For example, the following is a punched card with R=3 rows and C=4 columns:

..+-+-+-+
..|.|.|.|
+-+-+-+-+
|.|.|.|.|
+-+-+-+-+
|.|.|.|.|
+-+-+-+-+

There are more examples with other sizes in the samples below. Given the integers R and C describing the size of a punched card, print the ASCII art drawing of it as described above.

Input

The first line of the input gives the number of test cases, T. T lines follow, each describing a different test case with two integers R and C: the number of rows and columns of the punched card that must be drawn.

Output

For each test case, output one line containing Case #x:, where x is the test case number (starting from 1). Then, output (2⋅R)+1 additional lines with the ASCII art drawing of a punched card with R rows and C columns.

Limits

Time limit: 5 seconds.
Memory limit: 1 GB.

Test Set 1 (Visible Verdict)

1≤T≤81
2≤R≤10
2≤C≤10

Sample input

3
3 4
2 2
2 3

Sample output

Case #1:
..+-+-+-+
..|.|.|.|
+-+-+-+-+
|.|.|.|.|
+-+-+-+-+
|.|.|.|.|
+-+-+-+-+
Case #2:
..+-+
..|.|
+-+-+
|.|.|
+-+-+
Case #3:
..+-+-+
..|.|.|
+-+-+-+
|.|.|.|
+-+-+-+

Sample Case #1 is the one described in the problem statement. Sample Cases #2 and #3 are additional examples. Notice that the output for each case contains exactly R⋅C+3 periods.

Solution

There are multiple approaches to solve this easy task. I chose to compute the actual number of rows and columns in the output as (N-1)*2+3 and (M-1)*2+3 and then for each pair of indices i and j determine the rule which maps the pair (i,j) into a character on that spot.

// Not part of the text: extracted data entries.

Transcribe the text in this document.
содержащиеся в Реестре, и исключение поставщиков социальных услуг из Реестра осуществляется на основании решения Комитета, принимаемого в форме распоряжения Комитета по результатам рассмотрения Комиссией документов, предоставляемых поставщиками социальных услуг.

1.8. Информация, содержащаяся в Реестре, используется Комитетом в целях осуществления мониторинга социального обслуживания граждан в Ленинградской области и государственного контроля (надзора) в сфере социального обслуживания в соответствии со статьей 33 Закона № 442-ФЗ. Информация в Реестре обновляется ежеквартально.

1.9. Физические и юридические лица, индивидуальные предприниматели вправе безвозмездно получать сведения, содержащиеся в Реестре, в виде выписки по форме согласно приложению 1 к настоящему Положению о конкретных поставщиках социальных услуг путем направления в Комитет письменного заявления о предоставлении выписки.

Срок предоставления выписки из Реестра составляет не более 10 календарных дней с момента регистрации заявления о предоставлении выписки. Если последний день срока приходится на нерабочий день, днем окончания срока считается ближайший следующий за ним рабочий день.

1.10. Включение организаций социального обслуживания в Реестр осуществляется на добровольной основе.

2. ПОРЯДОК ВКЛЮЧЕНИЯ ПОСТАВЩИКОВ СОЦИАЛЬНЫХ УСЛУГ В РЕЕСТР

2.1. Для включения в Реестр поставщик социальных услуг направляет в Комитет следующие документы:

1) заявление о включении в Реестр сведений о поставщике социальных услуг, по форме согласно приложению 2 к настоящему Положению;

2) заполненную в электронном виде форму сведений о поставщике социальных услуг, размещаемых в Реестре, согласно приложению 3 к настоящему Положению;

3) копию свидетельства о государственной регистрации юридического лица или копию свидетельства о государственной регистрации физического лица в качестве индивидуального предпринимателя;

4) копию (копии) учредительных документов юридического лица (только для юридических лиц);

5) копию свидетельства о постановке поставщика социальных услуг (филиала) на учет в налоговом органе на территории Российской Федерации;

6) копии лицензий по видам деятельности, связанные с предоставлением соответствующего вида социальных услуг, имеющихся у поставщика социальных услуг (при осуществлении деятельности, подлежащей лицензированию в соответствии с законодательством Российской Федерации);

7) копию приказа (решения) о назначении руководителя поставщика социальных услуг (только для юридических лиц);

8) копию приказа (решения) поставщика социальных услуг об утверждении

There was no need to store the output matrix, the characters are printed immediately while iterating.

#include <iostream>
#include <vector>
using namespace std;

int main(){
    int t, q = 0;
    cin >> t;
    while (q++ < t) {
        int n, m, i, j;
        cin >> n >> m;
        // compute the actual number of rows in the output
        n = (n - 1) * 2 + 3;
        m = (m - 1) * 2 + 3;

        cout << "Case #" << q << ":" << endl;
        for (i=0;i<n;i++) {
            for (j=0;j<m;j++) {
                // handle top left corner
                if (i < 2 && j < 2) {
                    cout << ".";
                    continue;
                }
                // handle intersection coordinates
                if (i % 2 == 0 && j % 2 == 0)  {
                    cout << "+";
                    continue;
                }
                // handle pipes
                if (i % 2 == 0 && j % 2 == 1)  cout << "-";
                if (i % 2 == 1 && j % 2 == 0)  cout << "|";
              
                // everything else
                if ((i + j) % 2 == 0) cout << ".";
            }
            cout << endl;
        }
    }
    return 0;
}